In my previous article (“Improve the quality of reporting with analytical MDM”, 01/05/14), I showed the benefits of the MDM brick for the traditional analytic world (datawarehouse).

What about MDM with regards to Big Data (and conversely)?
Many questions are asked: is there a link between MDM and Big Data? If so, which one? What does Big Data change for MDM? How can  evolve MDM with the new uses brought by Big Data?

First of all, let’s remind ourselves a few characteristics of MDM and Big Data:

Apart from analytical MDM, traditional MDM is first Operational-oriented. Big Data is fully Analytical-oriented (Analytics). Does it mean there is no synergy between MDM and Big Data?

Let’s represent MDM and Big Data on a schema and let us wonder on possible links between the two. I see three main links detailed hereafter.

1. Big Data feeds MDM

Within the Big Data mass, we can retrieve high-value information about clients, products, and other Master Data. If these pieces of information are not known yet within the company then they may enrich the MDM hub. We may think of an example around the information about personal hobbies – that are retrieved from social networks (e.g. “John Doe’s hobby is golf”). As this information comes from outside of the company, it should be considered with awareness.

2. MDM feeds Big Data (or feeds the dimensions of the Big Data facts)

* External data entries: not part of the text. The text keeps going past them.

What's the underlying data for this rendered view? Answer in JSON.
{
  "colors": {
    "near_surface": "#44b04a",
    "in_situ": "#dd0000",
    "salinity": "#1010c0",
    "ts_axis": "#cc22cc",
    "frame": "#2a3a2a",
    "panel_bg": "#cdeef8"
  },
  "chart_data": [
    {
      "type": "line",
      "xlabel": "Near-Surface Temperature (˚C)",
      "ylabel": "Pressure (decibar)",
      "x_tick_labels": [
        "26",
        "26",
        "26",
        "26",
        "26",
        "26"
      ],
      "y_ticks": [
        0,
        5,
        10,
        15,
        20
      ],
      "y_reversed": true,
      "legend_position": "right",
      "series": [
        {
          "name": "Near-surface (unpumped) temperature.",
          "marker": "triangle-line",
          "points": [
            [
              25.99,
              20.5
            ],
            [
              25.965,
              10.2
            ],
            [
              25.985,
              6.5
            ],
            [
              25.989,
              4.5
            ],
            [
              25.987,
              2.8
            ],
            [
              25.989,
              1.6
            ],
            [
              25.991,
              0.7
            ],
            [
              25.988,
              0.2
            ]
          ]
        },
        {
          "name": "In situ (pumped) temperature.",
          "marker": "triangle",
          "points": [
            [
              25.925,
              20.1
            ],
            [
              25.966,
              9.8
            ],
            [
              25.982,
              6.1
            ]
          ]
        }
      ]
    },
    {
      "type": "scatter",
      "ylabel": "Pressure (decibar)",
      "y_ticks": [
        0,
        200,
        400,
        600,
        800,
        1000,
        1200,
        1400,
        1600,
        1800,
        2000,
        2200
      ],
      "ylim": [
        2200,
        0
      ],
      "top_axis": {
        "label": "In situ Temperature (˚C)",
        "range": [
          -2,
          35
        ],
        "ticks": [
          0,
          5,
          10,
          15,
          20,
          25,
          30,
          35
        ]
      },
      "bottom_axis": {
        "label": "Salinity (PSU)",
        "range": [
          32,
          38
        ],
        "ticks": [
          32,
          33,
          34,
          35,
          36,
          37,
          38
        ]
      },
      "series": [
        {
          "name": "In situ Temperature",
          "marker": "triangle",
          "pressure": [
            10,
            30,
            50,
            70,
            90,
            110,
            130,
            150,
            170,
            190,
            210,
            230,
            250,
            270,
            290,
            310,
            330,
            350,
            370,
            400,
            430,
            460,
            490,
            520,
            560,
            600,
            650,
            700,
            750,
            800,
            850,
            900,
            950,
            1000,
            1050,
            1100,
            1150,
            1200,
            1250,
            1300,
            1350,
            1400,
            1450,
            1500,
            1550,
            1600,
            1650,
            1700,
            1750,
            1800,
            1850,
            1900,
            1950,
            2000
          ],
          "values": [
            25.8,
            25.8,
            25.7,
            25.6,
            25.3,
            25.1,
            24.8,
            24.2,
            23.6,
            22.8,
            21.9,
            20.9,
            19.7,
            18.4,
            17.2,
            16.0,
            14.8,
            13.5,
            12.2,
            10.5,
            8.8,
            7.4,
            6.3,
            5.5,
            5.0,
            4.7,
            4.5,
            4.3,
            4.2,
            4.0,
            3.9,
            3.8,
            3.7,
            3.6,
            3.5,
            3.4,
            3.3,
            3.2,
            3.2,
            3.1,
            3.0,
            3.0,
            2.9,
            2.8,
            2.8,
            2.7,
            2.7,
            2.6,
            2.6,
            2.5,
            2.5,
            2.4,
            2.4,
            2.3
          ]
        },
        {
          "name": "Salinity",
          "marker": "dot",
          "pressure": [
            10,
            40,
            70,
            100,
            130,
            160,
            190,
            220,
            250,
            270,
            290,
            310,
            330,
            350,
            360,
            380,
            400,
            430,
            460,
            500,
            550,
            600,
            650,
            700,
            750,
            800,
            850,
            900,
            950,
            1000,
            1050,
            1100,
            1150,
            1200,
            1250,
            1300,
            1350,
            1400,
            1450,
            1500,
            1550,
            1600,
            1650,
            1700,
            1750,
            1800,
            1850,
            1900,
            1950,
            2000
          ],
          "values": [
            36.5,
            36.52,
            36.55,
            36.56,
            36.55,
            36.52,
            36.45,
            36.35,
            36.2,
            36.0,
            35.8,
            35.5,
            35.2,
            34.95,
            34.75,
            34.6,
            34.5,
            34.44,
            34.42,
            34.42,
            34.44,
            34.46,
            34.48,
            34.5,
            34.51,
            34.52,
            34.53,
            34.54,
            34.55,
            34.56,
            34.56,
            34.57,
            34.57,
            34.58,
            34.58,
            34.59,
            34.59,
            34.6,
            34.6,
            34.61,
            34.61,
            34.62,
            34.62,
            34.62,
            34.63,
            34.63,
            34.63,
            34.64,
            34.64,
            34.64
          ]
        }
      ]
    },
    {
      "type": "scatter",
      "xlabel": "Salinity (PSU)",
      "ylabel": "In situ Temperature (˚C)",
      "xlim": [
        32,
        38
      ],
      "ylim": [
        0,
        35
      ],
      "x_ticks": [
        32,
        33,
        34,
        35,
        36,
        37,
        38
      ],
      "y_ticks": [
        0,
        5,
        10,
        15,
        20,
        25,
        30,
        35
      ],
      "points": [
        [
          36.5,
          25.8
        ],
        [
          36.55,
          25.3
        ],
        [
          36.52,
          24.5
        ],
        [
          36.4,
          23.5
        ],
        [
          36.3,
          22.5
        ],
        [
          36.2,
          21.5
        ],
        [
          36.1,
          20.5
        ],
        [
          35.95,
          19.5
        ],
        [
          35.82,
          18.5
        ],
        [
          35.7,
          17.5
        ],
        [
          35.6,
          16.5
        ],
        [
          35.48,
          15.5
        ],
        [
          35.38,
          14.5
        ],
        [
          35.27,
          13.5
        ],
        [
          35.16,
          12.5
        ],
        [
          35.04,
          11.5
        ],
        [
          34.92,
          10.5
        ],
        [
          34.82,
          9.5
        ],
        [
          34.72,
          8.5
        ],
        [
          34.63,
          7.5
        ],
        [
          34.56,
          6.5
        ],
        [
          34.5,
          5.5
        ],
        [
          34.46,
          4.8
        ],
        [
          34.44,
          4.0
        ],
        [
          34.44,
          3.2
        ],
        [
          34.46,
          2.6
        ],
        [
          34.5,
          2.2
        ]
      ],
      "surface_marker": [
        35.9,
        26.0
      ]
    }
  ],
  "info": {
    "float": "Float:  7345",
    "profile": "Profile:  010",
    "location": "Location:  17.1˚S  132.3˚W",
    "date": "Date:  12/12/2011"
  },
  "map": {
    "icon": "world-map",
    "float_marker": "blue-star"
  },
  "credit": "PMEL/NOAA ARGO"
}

At the datawarehouse level, the challenges are multiple and especially the ones about data modeling. In all cases, the MDM  must play an important role by providing the data-model backbone to bind the Big Data facts. This is what Capgemini calls the POLE (cf. the white paper “Mastering Big Data“).
All that is basically quite similar to traditional Analytical MDM. We will not extend the debate here about the new data-modeling and storage techniques (e.g. vertical databases).

3. MDM feeds Big Data (or helps to navigate within Big [Raw] Data)

One of the strong new uses of Big Data is Exploratory Analysis. The user does not always know exactly what he is looking for; he may discover insights by navigating through the raw data. For that he can be assisted by mathematical algorithms (e.g. based on R language). In order to avoid getting lost within the data ocean, it is necessary to navigate while keeping sight of reference points. This is where the exploration must call on the MDM database.
One of the major challenges here is to be able to link master entities contained within Big Data to the ones from the MDM. For that, MDM tools would have to evolve, for example by optimizing their fuzzy matching engines based on multi-attributes.

To conclude, I would like to remind that MDM’s first goal is to provide companies with unique data referential and to ensure alignment within the Operational Information System.
Then, regarding Big Data / Analytics, MDM has an important role to play because it provides the compass to navigate within the ocean of data. Without MDM, we may risk the drowning.  The ability to link Big Data to Master Data is the major challenge.
We often define Big Data by its 3V (Volume, Variety, Velocity). Many analysts and software vendors also speak about a fourth V: Veracity. MDM, as a discipline is fully part of this fourth V.